Jim darf wieder Senf dazugeben

Wie sich die ehemaligen Tennisstars Jim Courier und Jennifer Capriati freuen, endlich mal wieder auf dem Center Court und im Mittelpunkt zu stehen   ■  Aus Wimbledon Matti Lieske

Kaum war er mal wieder in Erscheinung getreten, konnte es Jim Courier nicht lassen, in altbewährter Manier seinen Senf zu allen möglichen Dingen zu geben. „Frag mich mal bitte jemand zu gleichem Preisgeld für Frauen“, forderte er, um dann Tim Henman, der für seine Bemerkung, die Spielerinnen seien „gierig“, eine Menge Prügel hatte einstecken müssen, voll und ganz zu unterstützen. Der 28jährige genoß es sichtlich, nach seinem Fünfsatzsieg in einem spektakulären Zweitrundenmatch gegen den Spanier Carlos Moya mal wieder im Mittelpunkt zu stehen. 1992 war Courier die Nummer eins der Tenniswelt gewesen, ein Jahr später hatte er das Wimbledon-Finale gegen Pete Sampras verloren. Sein bis Mittwoch letzter Besuch in der Kathedrale des Rasentennis, denn danach ging es abwärts mit dem Mann aus Florida, der je zweimal die Australian Open und die French Open gewann. Die Entwicklung rauschte vorbei an seinem antiquierten Grundlinienspiel, inzwischen ist er 61. der Weltrangliste. Daß er auf den Center Court durfte, war vor allem seinem Gegner, dem Weltranglisten-Zehnten Carlos Moya, zuzuschreiben.

Courier ergriff die Gelegenheit jedoch ebenso beim Schopf wie es zuvor zwei andere Ehemalige getan hatten. „Wir haben den Augenblick genossen“, sagte Jennifer Capriati, stellvertretend auch für ihre Gegnerin Anke Huber. Früher Stammgäste auf den großen Plätzen, schaffen es beide nur noch selten auf die Center Courts und sie bedankten sich für die Beförderung mit einem packenden Match, bei dem sie sich zur Freude des Publikums mit ihren ungeschminkten, geraden Powerschlägern lange Ballwechsel von der Grundlinie aus lieferten. Capriati gewann und schied in der nächsten Runde prompt gegen eine Niederländerin namens Seda Noorlander aus, die in der Weltrangliste 80 Plätze hinter ihr auf Rang 126 liegt. Typisch für ihre derzeitige Verfassung, denn zwar kann sie in großen Momenten an frühere Leistungen anknüpfen, aber ihr fehlt das Feuer, ein Match, das schlecht läuft, umzudrehen, etwa so, wie es Steffi Graf am Mittwoch gegen die Südafrikanerin Mariaan de Swardt tat.

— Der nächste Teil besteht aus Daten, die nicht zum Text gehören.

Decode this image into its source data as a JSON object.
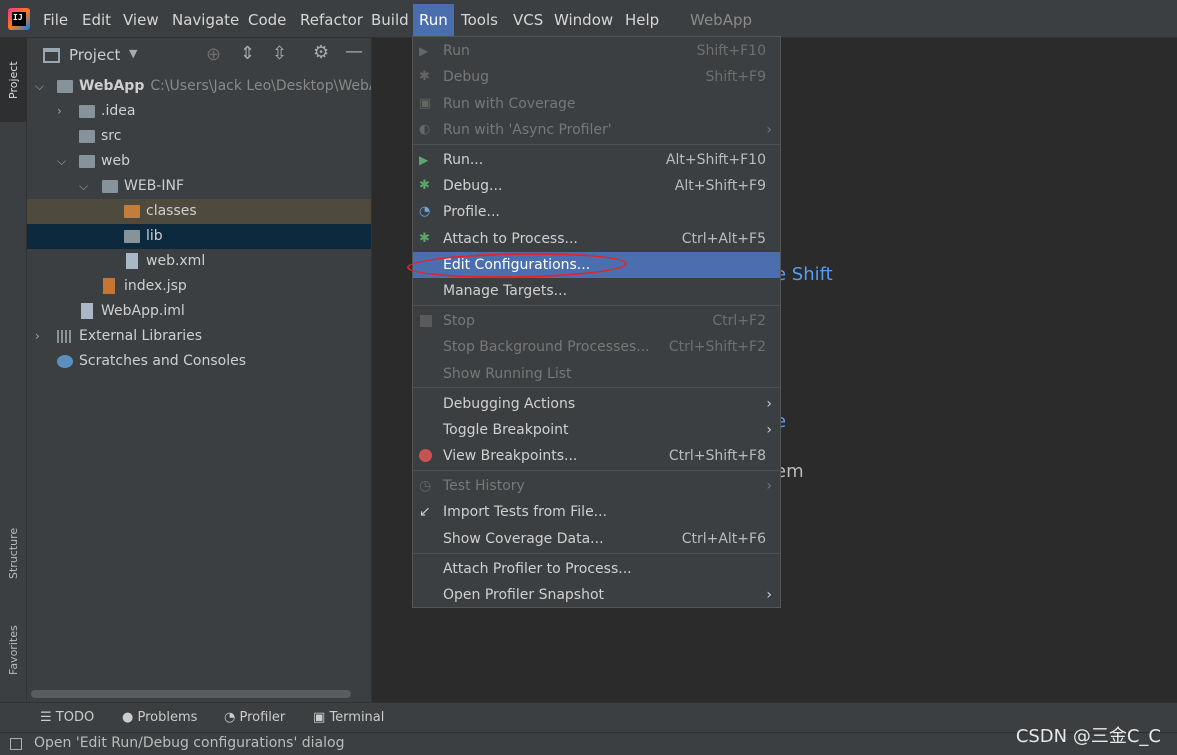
{
  "menubar": {
    "items": [
      "File",
      "Edit",
      "View",
      "Navigate",
      "Code",
      "Refactor",
      "Build",
      "Run",
      "Tools",
      "VCS",
      "Window",
      "Help"
    ],
    "project_title": "WebApp"
  },
  "left_strip": {
    "project": "Project",
    "structure": "Structure",
    "favorites": "Favorites"
  },
  "project_panel": {
    "title": "Project",
    "tree": [
      {
        "label": "WebApp",
        "path": "C:\\Users\\Jack Leo\\Desktop\\WebAp"
      },
      {
        "label": ".idea"
      },
      {
        "label": "src"
      },
      {
        "label": "web"
      },
      {
        "label": "WEB-INF"
      },
      {
        "label": "classes"
      },
      {
        "label": "lib"
      },
      {
        "label": "web.xml"
      },
      {
        "label": "index.jsp"
      },
      {
        "label": "WebApp.iml"
      },
      {
        "label": "External Libraries"
      },
      {
        "label": "Scratches and Consoles"
      }
    ]
  },
  "editor": {
    "hint1": "e Shift",
    "hint2": "e",
    "hint3": "em"
  },
  "run_menu": {
    "items": [
      {
        "label": "Run",
        "shortcut": "Shift+F10"
      },
      {
        "label": "Debug",
        "shortcut": "Shift+F9"
      },
      {
        "label": "Run with Coverage",
        "shortcut": ""
      },
      {
        "label": "Run with 'Async Profiler'",
        "shortcut": ""
      },
      {
        "label": "Run...",
        "shortcut": "Alt+Shift+F10"
      },
      {
        "label": "Debug...",
        "shortcut": "Alt+Shift+F9"
      },
      {
        "label": "Profile...",
        "shortcut": ""
      },
      {
        "label": "Attach to Process...",
        "shortcut": "Ctrl+Alt+F5"
      },
      {
        "label": "Edit Configurations...",
        "shortcut": ""
      },
      {
        "label": "Manage Targets...",
        "shortcut": ""
      },
      {
        "label": "Stop",
        "shortcut": "Ctrl+F2"
      },
      {
        "label": "Stop Background Processes...",
        "shortcut": "Ctrl+Shift+F2"
      },
      {
        "label": "Show Running List",
        "shortcut": ""
      },
      {
        "label": "Debugging Actions",
        "shortcut": ""
      },
      {
        "label": "Toggle Breakpoint",
        "shortcut": ""
      },
      {
        "label": "View Breakpoints...",
        "shortcut": "Ctrl+Shift+F8"
      },
      {
        "label": "Test History",
        "shortcut": ""
      },
      {
        "label": "Import Tests from File...",
        "shortcut": ""
      },
      {
        "label": "Show Coverage Data...",
        "shortcut": "Ctrl+Alt+F6"
      },
      {
        "label": "Attach Profiler to Process...",
        "shortcut": ""
      },
      {
        "label": "Open Profiler Snapshot",
        "shortcut": ""
      }
    ]
  },
  "bottombar": {
    "todo": "TODO",
    "problems": "Problems",
    "profiler": "Profiler",
    "terminal": "Terminal"
  },
  "status": {
    "text": "Open 'Edit Run/Debug configurations' dialog"
  },
  "watermark": "CSDN @三金C_C",
  "colors": {
    "accent": "#4b6eaf",
    "annotation": "#e0262c",
    "link": "#589df6"
  }
}
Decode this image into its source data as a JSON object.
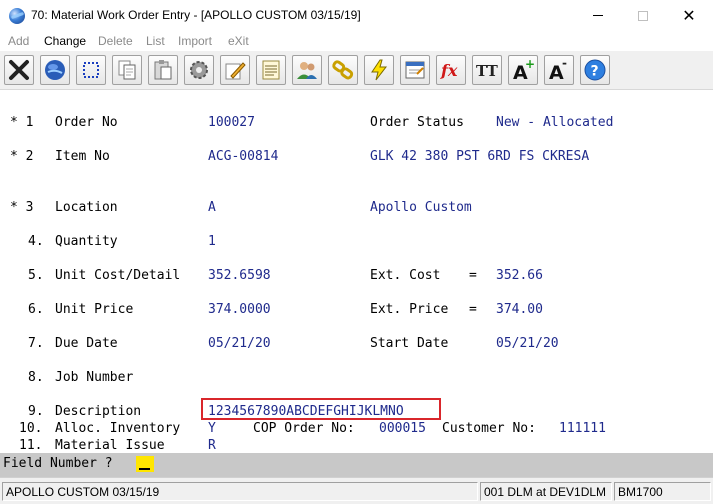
{
  "window": {
    "title": "70: Material Work Order Entry - [APOLLO CUSTOM 03/15/19]",
    "controls": {
      "minimize": "—",
      "maximize": "□",
      "close": "✕"
    }
  },
  "menu": {
    "items": [
      {
        "label": "Add",
        "enabled": false
      },
      {
        "label": "Change",
        "enabled": true
      },
      {
        "label": "Delete",
        "enabled": false
      },
      {
        "label": "List",
        "enabled": false
      },
      {
        "label": "Import",
        "enabled": false
      },
      {
        "label": "eXit",
        "enabled": false
      }
    ]
  },
  "toolbar": {
    "buttons": [
      {
        "icon": "close-x-icon"
      },
      {
        "icon": "globe-icon"
      },
      {
        "icon": "select-dotted-icon"
      },
      {
        "icon": "copy-icon"
      },
      {
        "icon": "paste-icon"
      },
      {
        "icon": "gear-icon"
      },
      {
        "icon": "edit-pencil-icon"
      },
      {
        "icon": "notes-icon"
      },
      {
        "icon": "users-icon"
      },
      {
        "icon": "chain-link-icon"
      },
      {
        "icon": "lightning-icon"
      },
      {
        "icon": "window-form-icon"
      },
      {
        "icon": "function-fx-icon"
      },
      {
        "icon": "text-style-icon"
      },
      {
        "icon": "font-increase-icon"
      },
      {
        "icon": "font-decrease-icon"
      },
      {
        "icon": "help-icon"
      }
    ],
    "labels": {
      "fx": "fx",
      "tt": "TT",
      "a": "A",
      "plus": "+",
      "minus": "-",
      "help": "?"
    }
  },
  "form": {
    "order_no": {
      "mark": "* 1",
      "label": "Order No",
      "value": "100027"
    },
    "order_status": {
      "label": "Order Status",
      "value": "New - Allocated"
    },
    "item_no": {
      "mark": "* 2",
      "label": "Item No",
      "value": "ACG-00814",
      "desc": "GLK 42 380 PST 6RD FS CKRESA"
    },
    "location": {
      "mark": "* 3",
      "label": "Location",
      "value": "A",
      "desc": "Apollo Custom"
    },
    "quantity": {
      "mark": "4.",
      "label": "Quantity",
      "value": "1"
    },
    "unit_cost": {
      "mark": "5.",
      "label": "Unit Cost/Detail",
      "value": "352.6598"
    },
    "ext_cost": {
      "label": "Ext. Cost",
      "eq": "=",
      "value": "352.66"
    },
    "unit_price": {
      "mark": "6.",
      "label": "Unit Price",
      "value": "374.0000"
    },
    "ext_price": {
      "label": "Ext. Price",
      "eq": "=",
      "value": "374.00"
    },
    "due_date": {
      "mark": "7.",
      "label": "Due Date",
      "value": "05/21/20"
    },
    "start_date": {
      "label": "Start Date",
      "value": "05/21/20"
    },
    "job_number": {
      "mark": "8.",
      "label": "Job Number",
      "value": ""
    },
    "description": {
      "mark": "9.",
      "label": "Description",
      "value": "1234567890ABCDEFGHIJKLMNO"
    },
    "alloc_inventory": {
      "mark": "10.",
      "label": "Alloc. Inventory",
      "value": "Y"
    },
    "cop_order": {
      "label": "COP Order No:",
      "value": "000015"
    },
    "customer": {
      "label": "Customer No:",
      "value": "111111"
    },
    "material_issue": {
      "mark": "11.",
      "label": "Material Issue",
      "value": "R"
    }
  },
  "prompt": {
    "text": "Field Number ?"
  },
  "statusbar": {
    "company": "APOLLO CUSTOM 03/15/19",
    "session": "001 DLM at DEV1DLM",
    "code": "BM1700"
  },
  "colors": {
    "value_text": "#1f2a8c",
    "highlight_box": "#d9262b",
    "cursor": "#ffe600",
    "prompt_bg": "#c8c8c8"
  }
}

Capriati, nach wie vor die jüngste Spielerin, die je ein Match in Wimbledon gewann – damals war sie 14 – gilt als der Inbegriff des gescheiterten Wunderkindes. Nach ihrem Olympiasieg 1992 verlor die US-Amerikanerin jegliche Lust am Tennis, ohne zu wissen, was sie sonst tun sollte. Noch heute redet die 23jährige ausführlich über ihre „Prüfungen und Leiden“, auch wenn sie darauf beharrt, daß die wahren Probleme andere gewesen seien, als jene, die ihr in der Presse nachgesagt wurden. Wie tief der Stachel sitzt, zeigt sich, als sie auf Martina Hingis und deren Krise angesprochen wird. „Solange man oben ist, ist alles großartig,“ bricht sich der angestaute Zorn auf die Medien Bahn, „aber wenn es ein winziges Zeichen von Unvollkommenheit gibt, sind sie wie Geier, die gar nicht erwarten können, einen fertigzumachen.“ Nach einer längeren Pause sei es schwer, den „Groove“ wiederzufinden, sagt Jennifer Capriati, deren Comeback sehr schleppend und holprig verlief. Seit sie „eigentlich nur noch zum Spaß“ spiele, laufe es besser. In diesem Jahr gewann sie das Turnier in Straßburg und verlor bei den French Open erst im Achtelfinale gegen Lindsay Davenport. Diese ist ihre Nachfolgerin als Olympiasiegerin, eine Option, die auch Capriati weiter verfolgt. „Schließlich muß ich meine Goldmedaille verteidigen.“ Das wird, angesichts der Darbietung gegen Noorlander, wohl ein Traum bleiben.